Sind Tierversuche ethisch vertretbar? Die Antwort auf diese Frage hängt entscheidend von der Einstellung zum Tier ab: Ist das Tier dem Menschen untergeordnet? Oder sind ihm eigene Rechte zu gewähren? Falls dies der Fall ist: Wie weit sollen diese Rechte gehen? Die den Tierversuchen zugrunde liegende Sicht ist, dass Tiere zwar zu schützen, jedoch den Menschen untergeordnet sind. Wenn es um die Wissenschafts- und Forschungsfreiheit und um den Gesundheitsschutz geht, dürfen Tiere für Versuche herangezogen werden. Diese dem Forschergeist entspringenden und den Menschen in den Mittelpunkt stellende Sicht ist jedoch nicht unumstritten.
Tierversuch statt Menschenversuch – ethisch vertretbar?
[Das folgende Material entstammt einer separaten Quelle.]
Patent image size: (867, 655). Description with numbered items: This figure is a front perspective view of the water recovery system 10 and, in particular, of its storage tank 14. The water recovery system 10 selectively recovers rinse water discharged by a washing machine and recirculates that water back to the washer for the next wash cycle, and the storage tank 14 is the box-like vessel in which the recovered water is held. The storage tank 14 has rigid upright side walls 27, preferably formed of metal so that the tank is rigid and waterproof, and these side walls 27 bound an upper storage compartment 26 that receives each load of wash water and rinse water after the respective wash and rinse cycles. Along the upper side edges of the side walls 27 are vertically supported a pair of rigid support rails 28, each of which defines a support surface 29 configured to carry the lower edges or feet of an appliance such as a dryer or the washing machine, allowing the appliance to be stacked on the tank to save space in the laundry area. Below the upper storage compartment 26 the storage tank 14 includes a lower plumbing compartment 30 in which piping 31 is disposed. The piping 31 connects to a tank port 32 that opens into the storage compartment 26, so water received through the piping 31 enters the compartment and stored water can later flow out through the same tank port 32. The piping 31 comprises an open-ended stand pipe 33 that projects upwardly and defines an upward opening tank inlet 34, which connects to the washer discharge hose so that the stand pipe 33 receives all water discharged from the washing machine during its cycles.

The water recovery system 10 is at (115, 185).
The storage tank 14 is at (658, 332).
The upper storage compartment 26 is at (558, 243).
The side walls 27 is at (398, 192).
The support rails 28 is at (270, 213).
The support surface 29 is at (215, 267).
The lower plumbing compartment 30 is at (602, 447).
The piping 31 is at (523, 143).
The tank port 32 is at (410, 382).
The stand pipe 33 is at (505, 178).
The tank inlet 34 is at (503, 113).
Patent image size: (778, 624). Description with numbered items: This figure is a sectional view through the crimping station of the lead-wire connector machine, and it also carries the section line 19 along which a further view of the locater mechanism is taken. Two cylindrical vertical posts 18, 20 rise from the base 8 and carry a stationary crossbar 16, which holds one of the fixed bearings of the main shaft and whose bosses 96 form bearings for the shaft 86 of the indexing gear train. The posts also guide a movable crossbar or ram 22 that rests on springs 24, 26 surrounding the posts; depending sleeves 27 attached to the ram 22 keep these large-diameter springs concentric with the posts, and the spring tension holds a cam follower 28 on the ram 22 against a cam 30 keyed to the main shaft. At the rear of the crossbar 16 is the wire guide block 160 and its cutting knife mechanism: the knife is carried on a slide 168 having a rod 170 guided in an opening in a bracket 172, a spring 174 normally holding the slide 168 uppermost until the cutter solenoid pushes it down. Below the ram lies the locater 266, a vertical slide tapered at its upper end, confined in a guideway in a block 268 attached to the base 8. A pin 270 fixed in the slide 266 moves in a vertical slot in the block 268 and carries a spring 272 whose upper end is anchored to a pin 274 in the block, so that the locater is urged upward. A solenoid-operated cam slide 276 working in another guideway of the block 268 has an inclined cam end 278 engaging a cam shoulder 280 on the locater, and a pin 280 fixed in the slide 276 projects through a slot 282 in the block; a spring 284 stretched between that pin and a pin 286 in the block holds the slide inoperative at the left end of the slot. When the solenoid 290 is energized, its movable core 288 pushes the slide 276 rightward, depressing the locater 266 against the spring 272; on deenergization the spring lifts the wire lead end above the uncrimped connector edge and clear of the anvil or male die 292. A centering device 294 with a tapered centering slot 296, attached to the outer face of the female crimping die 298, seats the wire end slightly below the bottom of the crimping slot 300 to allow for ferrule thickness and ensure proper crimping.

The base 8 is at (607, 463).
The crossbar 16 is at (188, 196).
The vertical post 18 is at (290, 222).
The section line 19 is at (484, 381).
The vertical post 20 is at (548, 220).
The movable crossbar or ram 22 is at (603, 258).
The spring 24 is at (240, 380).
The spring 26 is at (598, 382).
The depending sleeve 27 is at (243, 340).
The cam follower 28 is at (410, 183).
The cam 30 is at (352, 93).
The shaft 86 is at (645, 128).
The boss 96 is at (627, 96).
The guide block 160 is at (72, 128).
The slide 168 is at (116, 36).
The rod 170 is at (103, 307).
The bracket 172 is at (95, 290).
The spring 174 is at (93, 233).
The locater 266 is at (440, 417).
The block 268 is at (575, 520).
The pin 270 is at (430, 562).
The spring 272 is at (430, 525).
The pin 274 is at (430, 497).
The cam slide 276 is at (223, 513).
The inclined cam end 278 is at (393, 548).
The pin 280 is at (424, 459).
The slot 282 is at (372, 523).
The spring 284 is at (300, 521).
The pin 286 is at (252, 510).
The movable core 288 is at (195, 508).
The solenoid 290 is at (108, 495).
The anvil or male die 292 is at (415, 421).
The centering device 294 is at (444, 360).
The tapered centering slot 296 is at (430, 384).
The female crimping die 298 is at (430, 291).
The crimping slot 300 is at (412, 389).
Tierversuche erfolgen gewöhnlich, um wissenschaftliche Erkenntnisse zu erlangen und um Menschen vor schädlichen Substanzen von Stoffen zu schützen. Die wissenschaftlichen Erkenntnisse und der Schutz vor schädlichen Substanzen betreffen meist den Menschen und kommen nur an zweiter Stelle – insbesondere in der Tiermedizin – den Tieren zugute. Da wäre es eigentlich nahe liegend, die Versuche direkt an Menschen durchzuführen. Dagegen wird jedoch gewöhnlich das Argument vorgebracht, dass es ethisch nicht vertretbar sei, Menschenleben für die Versuche zu gefährden. Tiere seien mit den Menschen nicht gleichzusetzen und diesen unterzuordnen. Bevor also beispielsweise die Wirkstoffe eines Medikamentes an Menschen getestet werden, werden sie erst einmal langwierigen anderen Testverfahren unterzogen, an deren Ende oftmals Tierversuche stehen. Aber worin liegt der entscheidende Unterschied zwischen dem Menschen und dem Tier, der Tierversuche eher ethisch vertretbar als Menschenversuche erscheinen lässt? Und: Ist eine solche Unterscheidung zwischen Mensch und Tier, die Tiere zugunsten der Wissenschaft und Gesundheit des Menschen opfert überhaupt sachgemäß? Auf diese Fragen werden sehr unterschiedliche Antworten gegeben.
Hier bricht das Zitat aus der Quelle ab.